Sepanjang masa kepresidenannya, Sukarno telah melakukan kunjungan kenegaraan ke berbagai belahan dunia. Tapi, ada dua negara Eropa yang belum disambanginya: Belanda dan Inggris. Keengganan Sukarno ke Belanda jelas perkara prinsip dan harga diri. Ia tak sudi menginjakkan kaki ke negeri penjajah tersebut. Sementara Inggris, belum kesampaian saja.
“Aku sudah ke mana-mana kecuali ke London, sekalipun Ratu Inggris sudah dua kali mengundangku untuk berkunjung,” kata Sukarno dalam otobiografinya yang disusun Cindy Adams, Bung Karno Penyambung Lidah Rakyat Indonesia.

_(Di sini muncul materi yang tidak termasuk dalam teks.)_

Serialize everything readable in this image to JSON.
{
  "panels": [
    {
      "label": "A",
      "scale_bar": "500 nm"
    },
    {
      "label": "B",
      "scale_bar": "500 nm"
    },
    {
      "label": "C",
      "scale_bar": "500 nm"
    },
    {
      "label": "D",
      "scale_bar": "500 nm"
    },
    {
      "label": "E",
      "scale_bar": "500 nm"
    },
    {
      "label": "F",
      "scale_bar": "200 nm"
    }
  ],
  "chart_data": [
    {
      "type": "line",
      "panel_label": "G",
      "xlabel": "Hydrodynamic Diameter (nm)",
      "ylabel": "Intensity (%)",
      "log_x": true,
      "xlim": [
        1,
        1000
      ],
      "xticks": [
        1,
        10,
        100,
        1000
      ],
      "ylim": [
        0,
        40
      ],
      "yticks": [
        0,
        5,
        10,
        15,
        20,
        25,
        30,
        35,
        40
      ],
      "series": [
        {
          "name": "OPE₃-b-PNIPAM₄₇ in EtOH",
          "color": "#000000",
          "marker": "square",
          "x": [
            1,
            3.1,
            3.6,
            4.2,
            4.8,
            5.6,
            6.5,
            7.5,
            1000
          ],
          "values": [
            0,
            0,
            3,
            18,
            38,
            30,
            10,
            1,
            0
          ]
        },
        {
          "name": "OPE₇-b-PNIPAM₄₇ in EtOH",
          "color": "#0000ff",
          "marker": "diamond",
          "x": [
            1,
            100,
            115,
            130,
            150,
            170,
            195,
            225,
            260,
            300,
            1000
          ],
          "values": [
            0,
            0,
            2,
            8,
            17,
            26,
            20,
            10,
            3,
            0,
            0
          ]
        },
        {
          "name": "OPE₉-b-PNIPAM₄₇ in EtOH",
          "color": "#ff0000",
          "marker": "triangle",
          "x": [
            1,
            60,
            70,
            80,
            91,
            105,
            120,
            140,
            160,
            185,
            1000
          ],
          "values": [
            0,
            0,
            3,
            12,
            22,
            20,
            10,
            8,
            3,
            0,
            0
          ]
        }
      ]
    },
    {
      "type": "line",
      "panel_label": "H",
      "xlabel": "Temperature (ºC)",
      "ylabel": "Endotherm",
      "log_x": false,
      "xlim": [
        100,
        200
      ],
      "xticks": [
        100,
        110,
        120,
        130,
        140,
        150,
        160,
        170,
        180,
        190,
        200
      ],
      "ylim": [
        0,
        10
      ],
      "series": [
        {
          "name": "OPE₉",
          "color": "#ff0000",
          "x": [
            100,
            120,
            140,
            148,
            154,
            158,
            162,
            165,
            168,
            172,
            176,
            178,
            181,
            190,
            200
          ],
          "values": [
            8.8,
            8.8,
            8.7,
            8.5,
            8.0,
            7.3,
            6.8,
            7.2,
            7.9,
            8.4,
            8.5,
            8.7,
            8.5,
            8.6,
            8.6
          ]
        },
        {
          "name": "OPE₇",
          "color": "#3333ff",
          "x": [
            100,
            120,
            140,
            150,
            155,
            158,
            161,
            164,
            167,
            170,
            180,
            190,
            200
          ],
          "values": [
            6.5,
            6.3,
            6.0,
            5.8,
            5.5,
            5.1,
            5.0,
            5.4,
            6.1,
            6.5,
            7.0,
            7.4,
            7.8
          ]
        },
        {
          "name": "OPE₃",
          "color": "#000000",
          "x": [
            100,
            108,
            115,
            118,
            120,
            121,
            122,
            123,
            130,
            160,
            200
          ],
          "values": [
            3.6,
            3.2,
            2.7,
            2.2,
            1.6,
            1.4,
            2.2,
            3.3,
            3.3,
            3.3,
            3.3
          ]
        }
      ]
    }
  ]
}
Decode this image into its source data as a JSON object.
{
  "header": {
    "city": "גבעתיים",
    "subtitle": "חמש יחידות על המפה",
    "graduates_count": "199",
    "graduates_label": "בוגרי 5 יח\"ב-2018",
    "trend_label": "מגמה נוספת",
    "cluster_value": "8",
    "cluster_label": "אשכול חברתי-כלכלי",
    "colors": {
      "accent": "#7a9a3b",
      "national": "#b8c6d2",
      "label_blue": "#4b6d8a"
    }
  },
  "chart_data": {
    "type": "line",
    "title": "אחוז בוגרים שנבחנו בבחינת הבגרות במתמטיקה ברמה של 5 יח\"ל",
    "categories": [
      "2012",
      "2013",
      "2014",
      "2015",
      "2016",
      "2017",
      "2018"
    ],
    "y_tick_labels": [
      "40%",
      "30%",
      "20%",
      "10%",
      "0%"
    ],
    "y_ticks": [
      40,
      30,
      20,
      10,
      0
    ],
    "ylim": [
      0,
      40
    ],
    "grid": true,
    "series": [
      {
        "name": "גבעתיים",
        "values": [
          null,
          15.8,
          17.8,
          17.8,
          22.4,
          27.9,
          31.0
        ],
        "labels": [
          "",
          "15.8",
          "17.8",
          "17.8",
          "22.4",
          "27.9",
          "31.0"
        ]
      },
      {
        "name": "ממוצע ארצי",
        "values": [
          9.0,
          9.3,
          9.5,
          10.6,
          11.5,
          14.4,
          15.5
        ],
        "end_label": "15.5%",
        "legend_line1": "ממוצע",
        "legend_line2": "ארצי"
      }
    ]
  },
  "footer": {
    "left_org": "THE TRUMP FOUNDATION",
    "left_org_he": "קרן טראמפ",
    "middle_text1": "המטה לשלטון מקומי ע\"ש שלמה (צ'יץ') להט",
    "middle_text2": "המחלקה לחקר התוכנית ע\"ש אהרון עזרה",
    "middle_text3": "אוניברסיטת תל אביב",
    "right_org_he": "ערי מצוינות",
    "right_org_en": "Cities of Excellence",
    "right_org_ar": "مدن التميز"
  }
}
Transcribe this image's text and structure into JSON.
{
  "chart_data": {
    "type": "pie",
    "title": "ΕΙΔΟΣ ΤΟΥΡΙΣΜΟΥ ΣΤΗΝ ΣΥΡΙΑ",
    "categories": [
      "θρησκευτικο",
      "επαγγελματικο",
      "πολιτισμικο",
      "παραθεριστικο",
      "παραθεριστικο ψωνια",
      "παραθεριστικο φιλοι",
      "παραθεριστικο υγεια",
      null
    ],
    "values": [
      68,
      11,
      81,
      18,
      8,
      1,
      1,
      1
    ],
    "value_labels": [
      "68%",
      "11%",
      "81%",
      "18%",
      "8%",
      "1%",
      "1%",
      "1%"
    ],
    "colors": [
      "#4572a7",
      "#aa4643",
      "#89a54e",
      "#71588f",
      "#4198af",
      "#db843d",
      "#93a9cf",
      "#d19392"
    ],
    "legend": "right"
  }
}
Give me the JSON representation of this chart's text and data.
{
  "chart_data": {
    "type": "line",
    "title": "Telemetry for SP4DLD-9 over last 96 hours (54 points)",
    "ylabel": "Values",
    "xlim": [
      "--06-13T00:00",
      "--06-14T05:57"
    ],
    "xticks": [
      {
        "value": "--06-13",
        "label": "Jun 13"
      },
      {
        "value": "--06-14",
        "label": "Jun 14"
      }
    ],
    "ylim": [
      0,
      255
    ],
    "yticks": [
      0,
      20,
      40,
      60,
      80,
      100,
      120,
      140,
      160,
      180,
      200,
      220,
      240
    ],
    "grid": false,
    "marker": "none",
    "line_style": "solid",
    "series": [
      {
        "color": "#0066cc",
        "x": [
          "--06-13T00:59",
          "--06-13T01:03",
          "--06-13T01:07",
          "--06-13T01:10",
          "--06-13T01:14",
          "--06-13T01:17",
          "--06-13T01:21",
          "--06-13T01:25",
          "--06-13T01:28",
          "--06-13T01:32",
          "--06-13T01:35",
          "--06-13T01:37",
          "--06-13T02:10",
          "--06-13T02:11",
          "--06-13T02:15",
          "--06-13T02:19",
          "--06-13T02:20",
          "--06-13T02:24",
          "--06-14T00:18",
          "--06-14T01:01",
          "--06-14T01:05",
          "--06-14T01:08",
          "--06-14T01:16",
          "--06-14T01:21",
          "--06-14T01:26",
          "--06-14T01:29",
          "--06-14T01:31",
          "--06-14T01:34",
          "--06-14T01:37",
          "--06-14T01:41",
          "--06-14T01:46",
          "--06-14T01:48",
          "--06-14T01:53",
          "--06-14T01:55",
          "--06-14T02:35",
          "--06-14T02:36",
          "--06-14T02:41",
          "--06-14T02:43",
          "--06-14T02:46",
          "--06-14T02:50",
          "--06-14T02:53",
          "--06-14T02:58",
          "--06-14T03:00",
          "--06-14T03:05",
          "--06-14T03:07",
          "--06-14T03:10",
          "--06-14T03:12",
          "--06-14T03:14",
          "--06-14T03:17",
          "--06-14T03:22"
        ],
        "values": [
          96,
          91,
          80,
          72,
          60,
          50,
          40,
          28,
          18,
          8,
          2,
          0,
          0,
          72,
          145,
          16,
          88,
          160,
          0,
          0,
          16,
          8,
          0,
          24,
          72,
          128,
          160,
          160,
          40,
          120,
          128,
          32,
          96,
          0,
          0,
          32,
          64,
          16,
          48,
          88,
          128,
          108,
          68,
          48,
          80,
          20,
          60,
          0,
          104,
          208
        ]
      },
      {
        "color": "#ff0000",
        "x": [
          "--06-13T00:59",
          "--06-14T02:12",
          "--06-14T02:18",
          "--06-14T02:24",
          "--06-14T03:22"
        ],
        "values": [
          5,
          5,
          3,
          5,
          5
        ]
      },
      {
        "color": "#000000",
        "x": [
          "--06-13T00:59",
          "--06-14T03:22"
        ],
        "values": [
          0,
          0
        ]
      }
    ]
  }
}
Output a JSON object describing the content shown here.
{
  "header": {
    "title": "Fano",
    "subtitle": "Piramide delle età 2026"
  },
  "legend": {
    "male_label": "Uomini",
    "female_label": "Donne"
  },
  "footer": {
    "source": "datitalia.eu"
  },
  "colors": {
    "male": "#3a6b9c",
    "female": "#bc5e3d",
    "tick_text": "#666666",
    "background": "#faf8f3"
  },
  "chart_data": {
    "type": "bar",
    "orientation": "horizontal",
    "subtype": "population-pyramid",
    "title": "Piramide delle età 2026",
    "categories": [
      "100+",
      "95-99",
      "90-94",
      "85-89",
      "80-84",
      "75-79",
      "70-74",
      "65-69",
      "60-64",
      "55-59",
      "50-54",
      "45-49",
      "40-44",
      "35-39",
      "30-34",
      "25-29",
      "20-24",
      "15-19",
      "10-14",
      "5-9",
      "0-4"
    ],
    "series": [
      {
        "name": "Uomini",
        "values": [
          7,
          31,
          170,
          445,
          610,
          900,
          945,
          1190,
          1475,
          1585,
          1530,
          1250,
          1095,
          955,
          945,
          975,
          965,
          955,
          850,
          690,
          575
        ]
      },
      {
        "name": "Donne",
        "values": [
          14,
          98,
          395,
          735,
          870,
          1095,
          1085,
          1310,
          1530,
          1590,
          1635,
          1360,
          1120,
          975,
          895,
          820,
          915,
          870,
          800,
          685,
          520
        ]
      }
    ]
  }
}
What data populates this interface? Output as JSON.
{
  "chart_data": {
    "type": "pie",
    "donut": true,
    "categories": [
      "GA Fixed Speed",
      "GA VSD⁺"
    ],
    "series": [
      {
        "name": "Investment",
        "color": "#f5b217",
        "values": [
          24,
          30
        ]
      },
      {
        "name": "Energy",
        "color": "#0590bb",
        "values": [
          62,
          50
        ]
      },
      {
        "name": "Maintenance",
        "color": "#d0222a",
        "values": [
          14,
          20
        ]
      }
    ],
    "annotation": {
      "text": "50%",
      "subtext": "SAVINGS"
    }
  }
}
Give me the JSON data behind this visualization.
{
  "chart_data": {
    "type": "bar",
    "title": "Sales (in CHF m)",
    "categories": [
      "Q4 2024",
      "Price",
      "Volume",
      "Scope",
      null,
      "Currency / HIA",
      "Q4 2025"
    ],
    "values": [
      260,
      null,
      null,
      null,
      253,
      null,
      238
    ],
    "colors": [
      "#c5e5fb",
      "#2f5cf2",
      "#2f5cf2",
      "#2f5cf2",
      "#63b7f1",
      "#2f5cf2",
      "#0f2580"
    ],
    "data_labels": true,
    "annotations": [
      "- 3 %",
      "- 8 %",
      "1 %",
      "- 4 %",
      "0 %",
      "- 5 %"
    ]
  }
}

Ada kisah di balik undangan Kerajaan Inggris terhadap Bung Karno. Bermula ketika Sukarno berpidato di Sidang Majelis Umum PBB ke-15 pada 30 September 1960. Dalam pidatonya berjudul To Build The World Anew (Membangun Dunia Kembali), Bung Karno mempromosikan Pancasila untuk dianut dalam piagam PBB. Ia juga menyentil PBB yang lebih condong terhadap kepentingan adikuasa daripada negara-negara dunia ketiga. Tak luput pula kecaman dilayangkannya terhadap kuasa penjajahan Belanda di Irian Barat (kini Papua).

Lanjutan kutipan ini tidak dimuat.